Antrag im Studierendenparlament: Raum der Stille

Für die kommende Sitzung des Studierendenparlaments am 30.05.2016 haben wir als Hochschulgruppe einen Antrag zum sogenannten „Raum der Stille“ erarbeitet.

Das Studierendenparlament begrüßt die Entscheidung der Universität zu Köln, einen sogenannten Raum der Stille einzurichten. Außerdem fordern wir die Universität auf, den Dialog zwischen Wissenschaft und Religion sowie den interreligiösen Dialog stärker zu fördern, z.B. in Form von Ringvorlesungen oder Podiumsdiskussionen.

Begründung:

Die Juso Hochschulgruppe sieht in der Einrichtung eines sogenannten „Raumes der Stille“ eine Chance, Studierenden eine Rückzugsmöglichkeit im universitären Alltag zu bieten und ihnen gleichzeitig einen Ort zum Beten zur Verfügung zu stellen.

Durch die Öffnung eines neutralen Raumes wird in niemandes Rechte eingegriffen, weshalb wir mit Unverständnis betrachten, dass andere Gruppen Anstoß an diesem Raum finden. Wir stellen uns mit diesem Antrag auch gegen die Skandalisierung, die der Schließung einzelner Räume der Stille in der Vergangenheit entgegengebracht wird und wurde und plädieren dafür, Vertrauen in die Studierenden der Universität zu Köln aufzubringen, anstatt sie unter Generalverdacht zu stellen. Zudem zeigt die Erfahrung anderer Universitäten (z.B. Bochum – das Konzept wurde dort sogar erweitert; Bremen, Düsseldorf, Freiburg, Göttingen, Kassel, Kiel, Lüneburg, Luzern, Oldenburg, Paderborn), dass dieses Konzept in der Praxis in vielen Fällen funktioniert. Dies ist oft einfachen Nutzungsordnungen zu verdanken, die es auch im Falle der Universität zu Köln geben wird.
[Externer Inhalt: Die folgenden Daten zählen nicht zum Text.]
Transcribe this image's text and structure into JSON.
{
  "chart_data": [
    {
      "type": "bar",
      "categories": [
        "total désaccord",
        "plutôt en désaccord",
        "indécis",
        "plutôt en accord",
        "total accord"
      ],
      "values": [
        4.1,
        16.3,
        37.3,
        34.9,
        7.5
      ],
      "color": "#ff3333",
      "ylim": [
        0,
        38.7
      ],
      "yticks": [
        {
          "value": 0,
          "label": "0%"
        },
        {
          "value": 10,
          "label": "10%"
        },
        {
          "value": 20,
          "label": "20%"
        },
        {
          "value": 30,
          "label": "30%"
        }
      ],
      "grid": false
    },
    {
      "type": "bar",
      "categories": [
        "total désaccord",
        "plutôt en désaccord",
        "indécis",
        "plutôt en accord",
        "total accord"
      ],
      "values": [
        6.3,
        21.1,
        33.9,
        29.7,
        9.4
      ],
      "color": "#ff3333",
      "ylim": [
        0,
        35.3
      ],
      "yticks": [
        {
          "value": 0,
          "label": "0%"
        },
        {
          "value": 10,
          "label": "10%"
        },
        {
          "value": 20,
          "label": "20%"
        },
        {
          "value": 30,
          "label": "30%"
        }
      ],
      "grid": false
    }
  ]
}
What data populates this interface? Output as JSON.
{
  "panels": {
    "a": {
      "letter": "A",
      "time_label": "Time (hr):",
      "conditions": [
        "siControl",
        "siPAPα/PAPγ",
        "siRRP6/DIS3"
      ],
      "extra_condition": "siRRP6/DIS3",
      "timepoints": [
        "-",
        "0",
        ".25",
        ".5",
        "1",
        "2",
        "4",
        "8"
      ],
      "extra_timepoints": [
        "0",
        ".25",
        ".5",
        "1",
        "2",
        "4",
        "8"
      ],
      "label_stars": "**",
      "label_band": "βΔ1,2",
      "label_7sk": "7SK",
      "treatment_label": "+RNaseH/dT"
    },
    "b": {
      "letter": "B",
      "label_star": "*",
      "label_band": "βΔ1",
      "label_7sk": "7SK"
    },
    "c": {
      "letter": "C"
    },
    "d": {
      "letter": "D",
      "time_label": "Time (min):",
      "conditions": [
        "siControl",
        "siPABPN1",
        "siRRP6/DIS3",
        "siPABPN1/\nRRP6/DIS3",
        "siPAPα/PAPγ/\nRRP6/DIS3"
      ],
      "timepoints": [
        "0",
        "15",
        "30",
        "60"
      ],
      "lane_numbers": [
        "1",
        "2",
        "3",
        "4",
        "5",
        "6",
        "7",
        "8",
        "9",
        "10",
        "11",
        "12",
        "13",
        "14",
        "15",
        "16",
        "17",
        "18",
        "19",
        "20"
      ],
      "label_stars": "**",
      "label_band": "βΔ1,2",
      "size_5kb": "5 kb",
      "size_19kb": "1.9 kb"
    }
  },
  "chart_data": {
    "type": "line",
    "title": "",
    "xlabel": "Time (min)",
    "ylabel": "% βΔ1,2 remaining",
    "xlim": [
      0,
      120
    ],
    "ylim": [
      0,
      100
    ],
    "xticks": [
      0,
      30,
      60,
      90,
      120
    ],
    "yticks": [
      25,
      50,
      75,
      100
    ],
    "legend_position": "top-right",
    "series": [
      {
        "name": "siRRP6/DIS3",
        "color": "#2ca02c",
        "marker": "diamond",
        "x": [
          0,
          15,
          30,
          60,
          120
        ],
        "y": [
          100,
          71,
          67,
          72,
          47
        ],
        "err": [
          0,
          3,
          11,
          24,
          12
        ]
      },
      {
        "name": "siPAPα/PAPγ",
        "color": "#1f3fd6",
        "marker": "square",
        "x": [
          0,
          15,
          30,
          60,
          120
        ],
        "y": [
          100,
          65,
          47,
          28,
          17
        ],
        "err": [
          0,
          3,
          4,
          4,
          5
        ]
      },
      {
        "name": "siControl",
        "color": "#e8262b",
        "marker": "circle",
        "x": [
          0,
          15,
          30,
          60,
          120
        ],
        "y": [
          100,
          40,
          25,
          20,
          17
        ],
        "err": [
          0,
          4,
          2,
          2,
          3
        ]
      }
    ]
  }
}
Der Raum bietet nicht nur Platz für – wie andere Gruppen sie betiteln – „religiös-spirituelle Bedürfnisse“, sondern gibt allen Studierenden die Möglichkeit, im hektischen Universitätsalltag zur Ruhe zu kommen. Er ist weder konfessionell noch ideologisch gebunden. Daher sehen wir die Rolle der Universität als unparteiischer und zur Neutralität verpflichteter, staatlicher Bildungseinrichtung durch die Einrichtung eines Raumes der Stille nicht gefährdet.

Als Juso Hochschulgruppe sehen wir zudem den Bedarf einer vermehrten Förderung des interreligiösen Dialogs gerade in Zeiten, in denen Antisemitismus, Rechtsextremismus, Islamophobie und Xenophobie auf dem Vormarsch sind. Deswegen würden wir es begrüßen, wenn es im universitären Rahmen zusätzlich zum „Raum der Stille“ vermehrt Angebote für diesen interreligiösen Dialog geben würde.